All ADIs are expected to meet the new benchmarks by 1 January 2020.
APRA’s full statement is available here.
- Axsess confirmed its previously guided FY17 NPAT of $3.6m (compared to our conservative base forecast of $2.6m)
- FY18 NPAT guidance was given of $6m (compared to our current forecast of $7m – NPAT is not a particularly relevant credit indicator but we may revisit our forecasts once full results are released)
- The loan book continued to grow from $129m, since we reviewed the company in March as part of the last raising, to $167m
- Arrears greater than 30 days have reduced from 1.5% as at April to 1.1% at June 2017(a spike in March/April is consistent with historic seasonality)
- Total credit losses in FY17 remained stable at 1.13% of net receivables (~1% FY16). General provisioning for impairments increased from $1m (Dec 16) to $2m (June 17) as part of the groups 2.5% general provision for losses
- Axsess has also made some comments regarding the possibility of overseas expansion, going on to specifically mention Canada. While Canada is similar to Australia in many legal and commercial aspects, there are the usual risks associated with international expansion into an unfamiliar market. In terms of funding, the Series II 7.5% notes restrict eligible receivables to debtors and contracts derived in Australia. The BBSW+6.50% floating rate note do not have this restriction in terms of eligible assets.
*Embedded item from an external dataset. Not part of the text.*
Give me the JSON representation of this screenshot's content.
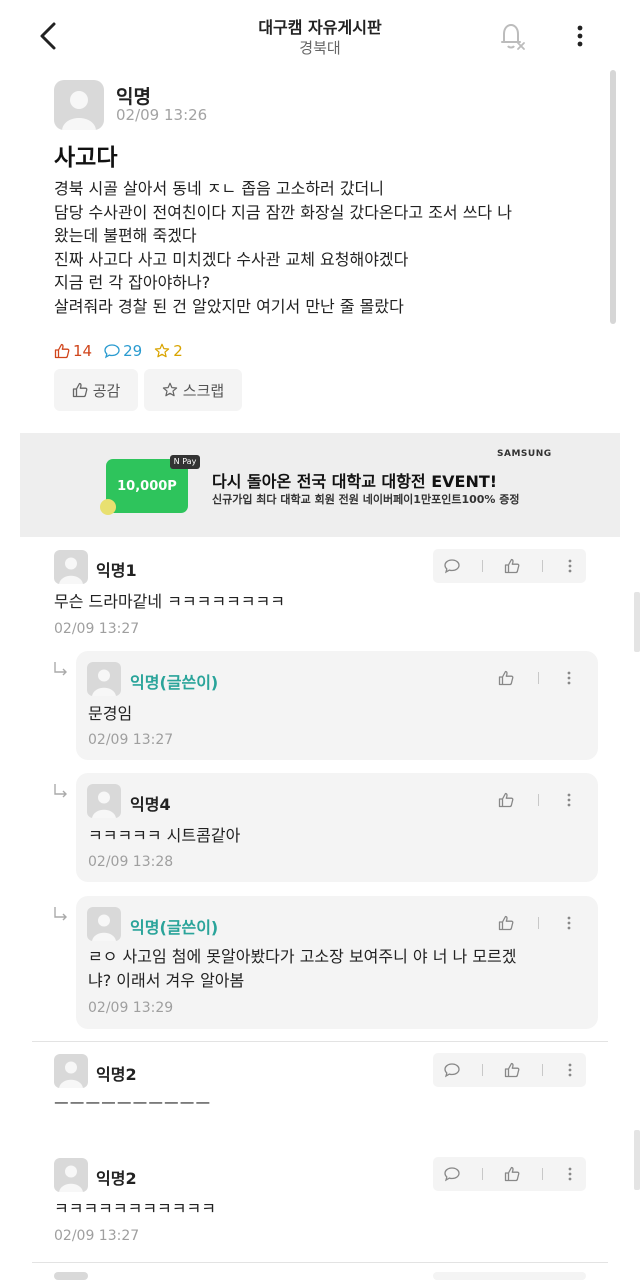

I believe it is unclear whether Axsess may legally be able to use Notes I funding to expand offshore however even if so practicalities may exclude this (such as assets will no longer be account as eligible under Notes II or the senior debtor’s facilities, plus such utilisation may damage the relationship with Axsess’ financiers)
The media release is available here.
Capitol Health has previously commented on its intention to sell its NSW assets for $81.5m utilizing funds for, amongst other things, the planned redemption of its unsecured Notes in May 2018.
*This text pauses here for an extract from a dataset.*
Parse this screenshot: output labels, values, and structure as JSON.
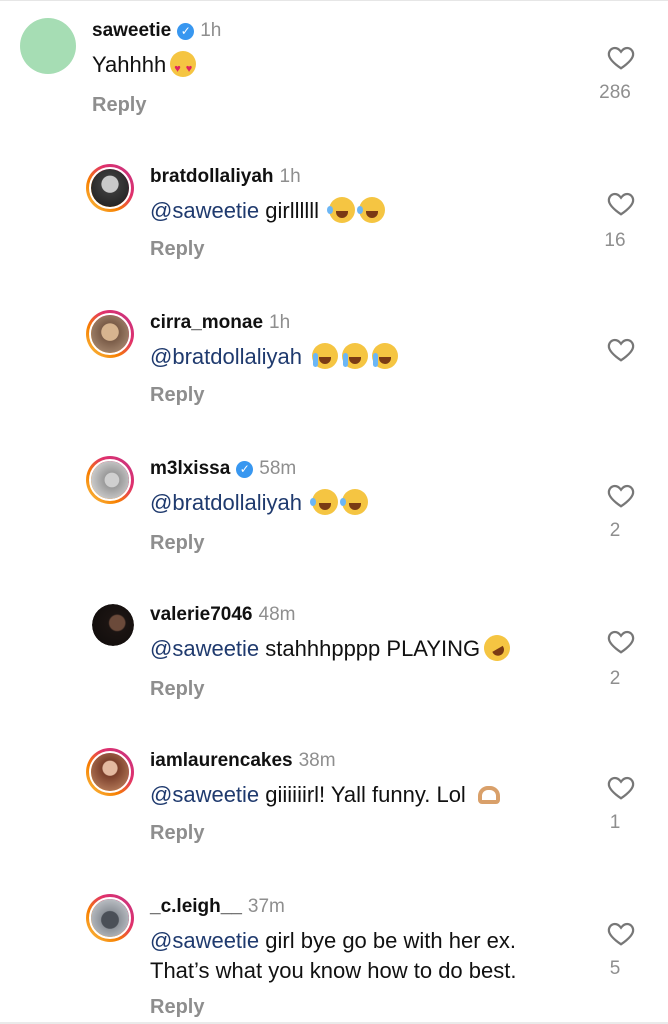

Capitol advise that the sale has now been approved by the Foreign Investment Review Board.
This therefore clears one hurdle for the planned notes redemption in May 2018 (@ $103) - subject to its ability to obtain any necessary alternative funding.
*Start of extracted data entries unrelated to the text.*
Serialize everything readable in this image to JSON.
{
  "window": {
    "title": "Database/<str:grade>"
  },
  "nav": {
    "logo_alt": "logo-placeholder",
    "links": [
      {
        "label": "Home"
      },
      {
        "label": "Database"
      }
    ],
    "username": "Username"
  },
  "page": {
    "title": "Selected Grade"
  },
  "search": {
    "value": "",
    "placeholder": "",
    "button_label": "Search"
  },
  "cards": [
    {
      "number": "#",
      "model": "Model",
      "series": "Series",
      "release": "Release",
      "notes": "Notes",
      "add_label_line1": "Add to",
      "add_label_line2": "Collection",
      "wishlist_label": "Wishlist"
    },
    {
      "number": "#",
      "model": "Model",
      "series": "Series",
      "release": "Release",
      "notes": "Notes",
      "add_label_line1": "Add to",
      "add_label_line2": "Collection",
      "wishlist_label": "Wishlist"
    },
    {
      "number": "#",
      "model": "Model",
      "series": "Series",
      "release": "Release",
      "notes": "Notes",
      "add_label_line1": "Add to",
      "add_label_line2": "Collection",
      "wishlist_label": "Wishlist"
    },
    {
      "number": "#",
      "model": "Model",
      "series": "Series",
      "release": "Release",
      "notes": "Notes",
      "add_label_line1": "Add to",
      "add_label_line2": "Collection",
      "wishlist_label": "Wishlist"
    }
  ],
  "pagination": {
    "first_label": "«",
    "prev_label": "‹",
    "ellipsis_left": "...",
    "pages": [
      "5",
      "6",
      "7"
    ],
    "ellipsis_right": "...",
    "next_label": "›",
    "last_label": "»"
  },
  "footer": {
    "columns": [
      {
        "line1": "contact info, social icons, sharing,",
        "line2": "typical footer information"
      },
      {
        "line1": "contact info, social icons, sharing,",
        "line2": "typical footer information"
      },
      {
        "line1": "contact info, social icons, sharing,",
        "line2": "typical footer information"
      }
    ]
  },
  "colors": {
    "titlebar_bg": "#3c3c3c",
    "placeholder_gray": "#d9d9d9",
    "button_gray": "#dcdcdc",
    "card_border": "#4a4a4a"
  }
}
“As announced to the market on 14 June 2017, Capitol Health Limited (Capitol or the Company) (ASX: CAJ) has agreed to sell its NSW radiology assets to I-MED Radiology Network (I-MED) for a total consideration of $81.5m (less $1.2m cash adjustment for employee entitlements).
The transaction was subject to Foreign Investment Review Board (FIRB) approval, which Capitol is pleased to confirm has now been received. Final completion of the transaction remains subject to customary third party consents.
The transaction is progressing as anticipated and the parties continue to expect the transaction is likely to complete on or around 31 August 2017.”
The ASX announcement is available here.
NEXTDC advised that it has acquired a 14.1% interest in Asia Pacific Data Centre Group (ADJ) for total consideration of $29m.
AJD’s sole assets are three data centre properties occupied by NEXTDC under long-term lease arrangements: Sydney (S1), Melbourne (M1) and Perth (P1). Next did not retain ownership of these assets as a means of freeing up capital for growth. It intends to retain ownership of the centres it is currently developing
AJD is currently subject to a proposal whereby its largest securityholder, 360 Capital Group has requisitioned a meeting of Asia Pacific Data Centre Group securityholders to consider resolutions to remove the responsible entity of AJD and replace it with a nominee of 360 Capital.
Next believes that retaining the internalised management structure alongside an independent Board is in the best interests of AJD security holders and intends to vote its APDC Stake against all resolutions contained in the 360 Capital Proposal. The Company's immediate focus is on supporting the existing independent AJD Board's position of rejecting the 360 Capital Proposal at the extraordinary general meeting.
The purchase has been funded out of the Company's existing cash balance, which was increased through the $300m issue of Notes III senior unsecured debt offering.
The ASX announcement is available here.